- Directed by: Henk Kleinmann
- Written by: Lodewijk de Boer Herman Bouber (play)
- Release date: 16 May 1930;
- Running time: 85 minutes
- Country: Netherlands
- Language: Dutch

= Zeemansvrouwen =

1930 film

 Zeemansvrouwen (1930) is a Dutch film directed by Henk Kleinmann, and was intended to be the first ever sound film produced in the Netherlands. Instead, it became the last official Dutch silent film and the last film that would appear between 1930 and 1934. There would be semi-amateur films made in this interim.

==Plot==
Willem is a well-meaning sailor, that visits the pub of Tante Saar when he returns home. He sees the beautiful Leen come there often as well, who he falls in love with. She is together with Lau until Lau is sent to prison. Willem and Leen then get to know each other better and he promises to marry her after his next return from sea.
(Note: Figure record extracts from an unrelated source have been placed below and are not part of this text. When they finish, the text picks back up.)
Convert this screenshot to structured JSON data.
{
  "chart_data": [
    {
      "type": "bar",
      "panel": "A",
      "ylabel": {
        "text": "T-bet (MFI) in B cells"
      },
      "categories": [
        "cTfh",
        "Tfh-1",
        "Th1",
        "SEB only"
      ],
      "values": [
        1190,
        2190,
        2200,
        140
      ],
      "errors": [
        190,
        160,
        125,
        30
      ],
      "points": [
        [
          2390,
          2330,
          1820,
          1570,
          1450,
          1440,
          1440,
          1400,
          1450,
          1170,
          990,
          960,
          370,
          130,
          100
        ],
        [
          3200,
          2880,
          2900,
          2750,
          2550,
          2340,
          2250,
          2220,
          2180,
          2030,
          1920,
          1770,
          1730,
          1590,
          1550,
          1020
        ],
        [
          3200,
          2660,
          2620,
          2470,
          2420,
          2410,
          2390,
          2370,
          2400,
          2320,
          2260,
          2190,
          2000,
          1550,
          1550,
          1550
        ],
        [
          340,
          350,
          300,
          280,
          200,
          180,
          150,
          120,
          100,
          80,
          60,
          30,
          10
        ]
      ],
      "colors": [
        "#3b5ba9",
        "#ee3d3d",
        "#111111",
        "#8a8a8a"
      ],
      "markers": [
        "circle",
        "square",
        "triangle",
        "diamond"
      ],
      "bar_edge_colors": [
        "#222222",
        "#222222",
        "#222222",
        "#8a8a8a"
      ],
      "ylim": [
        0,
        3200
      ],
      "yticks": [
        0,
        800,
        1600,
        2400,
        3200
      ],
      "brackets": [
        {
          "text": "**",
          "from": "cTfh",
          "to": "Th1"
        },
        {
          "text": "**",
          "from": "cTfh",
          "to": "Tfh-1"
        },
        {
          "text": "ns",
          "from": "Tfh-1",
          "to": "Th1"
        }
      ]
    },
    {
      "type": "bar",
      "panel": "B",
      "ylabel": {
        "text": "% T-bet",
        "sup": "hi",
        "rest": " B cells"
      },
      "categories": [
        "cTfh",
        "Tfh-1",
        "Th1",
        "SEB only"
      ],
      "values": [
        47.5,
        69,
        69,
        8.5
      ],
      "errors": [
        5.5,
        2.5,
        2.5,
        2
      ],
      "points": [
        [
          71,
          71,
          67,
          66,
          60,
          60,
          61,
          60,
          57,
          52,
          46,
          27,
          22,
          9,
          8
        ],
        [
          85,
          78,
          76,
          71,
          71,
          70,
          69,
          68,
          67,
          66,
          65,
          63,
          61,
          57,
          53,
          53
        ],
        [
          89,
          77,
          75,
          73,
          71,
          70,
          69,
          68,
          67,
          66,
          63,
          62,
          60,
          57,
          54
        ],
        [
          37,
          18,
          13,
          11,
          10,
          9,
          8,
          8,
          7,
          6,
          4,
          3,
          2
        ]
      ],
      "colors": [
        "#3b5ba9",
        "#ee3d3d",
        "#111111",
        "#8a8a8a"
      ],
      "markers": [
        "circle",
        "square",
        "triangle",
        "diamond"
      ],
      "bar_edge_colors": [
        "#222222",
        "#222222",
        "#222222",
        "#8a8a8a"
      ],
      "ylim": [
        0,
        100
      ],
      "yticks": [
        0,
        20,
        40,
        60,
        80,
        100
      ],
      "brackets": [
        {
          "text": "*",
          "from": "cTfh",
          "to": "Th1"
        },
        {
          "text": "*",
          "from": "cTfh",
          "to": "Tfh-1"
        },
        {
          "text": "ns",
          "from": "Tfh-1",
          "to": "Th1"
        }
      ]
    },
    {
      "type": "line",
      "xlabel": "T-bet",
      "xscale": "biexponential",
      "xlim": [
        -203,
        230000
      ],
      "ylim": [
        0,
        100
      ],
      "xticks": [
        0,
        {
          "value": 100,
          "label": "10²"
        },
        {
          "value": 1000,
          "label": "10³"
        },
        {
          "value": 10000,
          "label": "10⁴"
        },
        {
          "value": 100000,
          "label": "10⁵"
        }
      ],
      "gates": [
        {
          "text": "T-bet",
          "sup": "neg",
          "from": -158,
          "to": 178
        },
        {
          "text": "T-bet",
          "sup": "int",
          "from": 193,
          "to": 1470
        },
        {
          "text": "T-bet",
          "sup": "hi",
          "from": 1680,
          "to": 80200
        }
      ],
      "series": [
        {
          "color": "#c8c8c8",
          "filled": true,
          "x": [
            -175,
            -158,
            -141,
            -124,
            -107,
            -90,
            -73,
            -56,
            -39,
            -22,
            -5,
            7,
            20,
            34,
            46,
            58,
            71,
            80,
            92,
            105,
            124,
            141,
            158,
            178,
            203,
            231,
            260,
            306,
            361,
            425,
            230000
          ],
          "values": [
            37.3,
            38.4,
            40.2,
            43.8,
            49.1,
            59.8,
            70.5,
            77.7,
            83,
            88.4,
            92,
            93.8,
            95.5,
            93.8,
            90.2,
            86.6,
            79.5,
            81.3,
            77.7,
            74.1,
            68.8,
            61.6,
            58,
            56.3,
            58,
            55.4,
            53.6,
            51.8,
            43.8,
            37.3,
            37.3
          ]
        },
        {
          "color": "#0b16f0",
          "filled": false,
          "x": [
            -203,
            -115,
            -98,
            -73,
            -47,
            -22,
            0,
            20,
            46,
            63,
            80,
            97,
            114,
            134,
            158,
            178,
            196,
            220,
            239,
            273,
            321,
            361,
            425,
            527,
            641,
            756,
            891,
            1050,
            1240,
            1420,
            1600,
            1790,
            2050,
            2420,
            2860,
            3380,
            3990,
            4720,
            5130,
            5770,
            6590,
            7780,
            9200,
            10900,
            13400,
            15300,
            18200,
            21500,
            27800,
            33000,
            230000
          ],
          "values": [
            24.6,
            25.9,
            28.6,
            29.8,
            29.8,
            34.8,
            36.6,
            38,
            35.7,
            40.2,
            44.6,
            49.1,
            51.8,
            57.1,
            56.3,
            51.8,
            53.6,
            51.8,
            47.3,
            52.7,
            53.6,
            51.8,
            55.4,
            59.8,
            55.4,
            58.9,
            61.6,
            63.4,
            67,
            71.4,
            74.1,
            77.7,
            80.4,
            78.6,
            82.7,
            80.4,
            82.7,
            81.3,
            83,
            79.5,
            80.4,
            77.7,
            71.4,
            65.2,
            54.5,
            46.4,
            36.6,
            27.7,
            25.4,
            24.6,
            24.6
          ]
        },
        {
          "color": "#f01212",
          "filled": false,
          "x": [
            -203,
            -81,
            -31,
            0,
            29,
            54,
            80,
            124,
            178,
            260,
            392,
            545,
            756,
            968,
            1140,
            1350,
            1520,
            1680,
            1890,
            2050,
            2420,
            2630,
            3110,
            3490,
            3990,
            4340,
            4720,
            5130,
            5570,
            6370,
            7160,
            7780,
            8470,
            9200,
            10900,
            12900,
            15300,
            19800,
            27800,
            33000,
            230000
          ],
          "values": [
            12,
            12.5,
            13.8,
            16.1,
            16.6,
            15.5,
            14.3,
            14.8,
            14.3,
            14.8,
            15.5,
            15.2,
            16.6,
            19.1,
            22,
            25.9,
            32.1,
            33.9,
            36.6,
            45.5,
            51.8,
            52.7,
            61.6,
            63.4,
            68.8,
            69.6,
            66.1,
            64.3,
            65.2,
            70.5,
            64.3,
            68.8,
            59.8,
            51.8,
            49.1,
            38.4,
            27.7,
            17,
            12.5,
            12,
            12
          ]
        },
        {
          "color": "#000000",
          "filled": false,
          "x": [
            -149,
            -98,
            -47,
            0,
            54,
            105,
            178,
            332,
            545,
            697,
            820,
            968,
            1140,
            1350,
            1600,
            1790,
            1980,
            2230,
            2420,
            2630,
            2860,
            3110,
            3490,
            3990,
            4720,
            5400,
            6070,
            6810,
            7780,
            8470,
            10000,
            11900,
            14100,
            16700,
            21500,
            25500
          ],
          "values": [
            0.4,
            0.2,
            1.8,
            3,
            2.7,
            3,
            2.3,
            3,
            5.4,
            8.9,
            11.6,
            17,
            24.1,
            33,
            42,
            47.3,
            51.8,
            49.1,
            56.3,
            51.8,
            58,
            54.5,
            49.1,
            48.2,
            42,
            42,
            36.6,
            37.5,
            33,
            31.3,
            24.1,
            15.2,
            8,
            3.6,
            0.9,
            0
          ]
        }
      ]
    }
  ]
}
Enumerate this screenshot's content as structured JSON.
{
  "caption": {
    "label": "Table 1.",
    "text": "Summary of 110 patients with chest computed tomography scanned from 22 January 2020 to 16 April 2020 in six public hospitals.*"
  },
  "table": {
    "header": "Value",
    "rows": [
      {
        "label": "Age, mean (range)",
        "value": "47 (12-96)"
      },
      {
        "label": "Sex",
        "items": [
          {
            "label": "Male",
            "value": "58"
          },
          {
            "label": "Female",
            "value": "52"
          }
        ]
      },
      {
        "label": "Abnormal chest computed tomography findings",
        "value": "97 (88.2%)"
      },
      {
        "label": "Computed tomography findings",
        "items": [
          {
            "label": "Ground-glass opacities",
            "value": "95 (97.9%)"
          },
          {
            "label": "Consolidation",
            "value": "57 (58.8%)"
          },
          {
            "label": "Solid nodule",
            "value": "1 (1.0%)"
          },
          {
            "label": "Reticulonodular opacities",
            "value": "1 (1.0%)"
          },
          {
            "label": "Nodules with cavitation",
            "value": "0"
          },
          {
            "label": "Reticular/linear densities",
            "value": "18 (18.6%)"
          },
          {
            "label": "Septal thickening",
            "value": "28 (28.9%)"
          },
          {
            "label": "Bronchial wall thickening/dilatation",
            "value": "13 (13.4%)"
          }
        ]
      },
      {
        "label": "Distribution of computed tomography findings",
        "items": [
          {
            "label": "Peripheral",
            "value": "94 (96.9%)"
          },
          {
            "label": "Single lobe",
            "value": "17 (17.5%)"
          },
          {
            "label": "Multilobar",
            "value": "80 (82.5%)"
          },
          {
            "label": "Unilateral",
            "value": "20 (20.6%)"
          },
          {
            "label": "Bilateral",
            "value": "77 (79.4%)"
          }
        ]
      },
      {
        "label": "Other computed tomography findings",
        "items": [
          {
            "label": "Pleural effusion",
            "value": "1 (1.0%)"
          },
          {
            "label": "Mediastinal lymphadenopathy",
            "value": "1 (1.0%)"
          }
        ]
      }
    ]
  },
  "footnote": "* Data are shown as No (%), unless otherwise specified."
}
But upon his return Lau is back in her life and a cat and mouse game arises between the two men.

==Cast==
- Harry Boda	... 	Willem Broerse
- Josephine Schetser	... 	Mooie Leen
- Raas Luijben	... 	Lau
- Jos Pasch	... 	Dronken Lodewijk, vader van Leen
- Clara Vischer-Blaaser	... 	Manke Mie
- Henkie Klein	... 	Nelis
- Daan Scheffer	... 	Kruidenier
- Henriette Verbeek	... 	Lucy
- Willem Heideman	... 	Daantje
- Mejuffrouw Cellarius	... 	Jaantje
- Reina Menjon	... 	Bertha
- Henk Kleinmann	... 	Dokter
- Kees Grutter	... 	Rooie Bart
- Dick Menten	... 	De luie

==Trivia==
In 1930, the film Zeemansvrouwen would have been the first Dutch sound film but due to technical and financial difficulties became the last Dutch silent film.

In 2003, the images were studied by lip readers and the film's spoken material became a radio drama. It was screened during the Biennale on that year in the Film Museum in Amsterdam.